Back in my ill spent youth, I managed to shoot one of my best friends. We were at a different gravel pit and part of the scenery included an ancient power shovel. It had been used by many generations of plinkers. Most pistol rounds couldn't even penetrate the steel cab. But that day I was after bigger game. I took my trusty war surplus Mauser and using unknown ammo (all surplus 8mm was questionable) I took careful aim and shot the bucket! The core vanished after punching into the 2" thick steel where it hit. The problem was the jacket came right back at us. Caught my buddy in the forehead and looked all the world like those wood staples that are zig-zag. Stuck in his hard head, too. I'm guessing it hurt some, too. So we retreated to his dad's Nash Metropolitan to look for tools. Found some surgical pliers, like the off brand one's you found along the road. He held still and I extracted it without much trouble, only then it started bleeding. All we had to stop the bleeding was an old shop rag (complete with rust and grease.)

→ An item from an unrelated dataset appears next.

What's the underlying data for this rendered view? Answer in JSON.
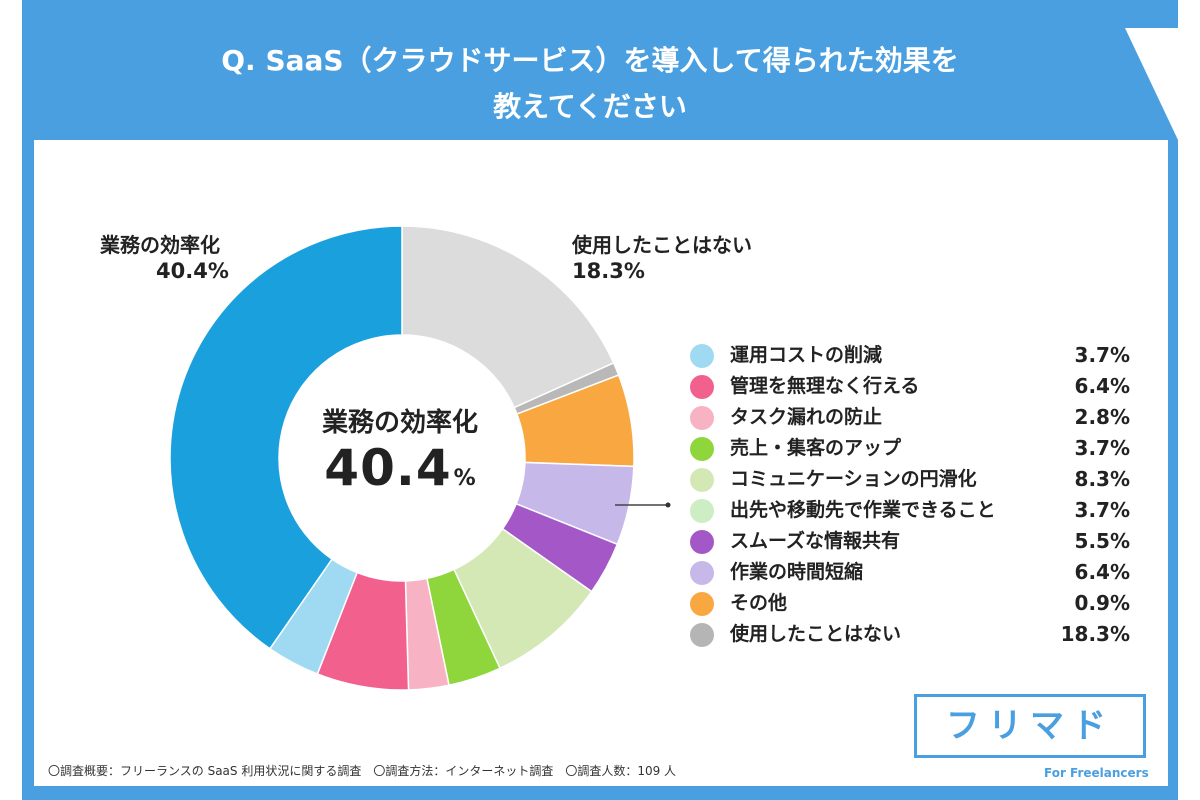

So he held it in place while driving up the road to the Pony Keg (a little out of the way store). We knew the proprietor pretty well because we always stopped in for some chips and a coke. He asked if we needed an ambulance, but we said no. So he offered up to do some repair work. With some ice and a much cleaner rag it bled a bunch less. So he found a few butterfly closures, put some Mertholade on it, and we were good to go. But we didn't go home, we went back to finish our day of shooting. Weekends weren't all that long back then.
The lesson we learned was not to shoot at hard targets from too close. Its good advice. From that point on we shot the shovel bucket from cover. Farther out and just peeking around a pile of gravel seemed much safer to us. Oh. And my buddy's father insisted we park his pride and joy out on the road and hike into the pit. Bob always did have a zigzag scar after that.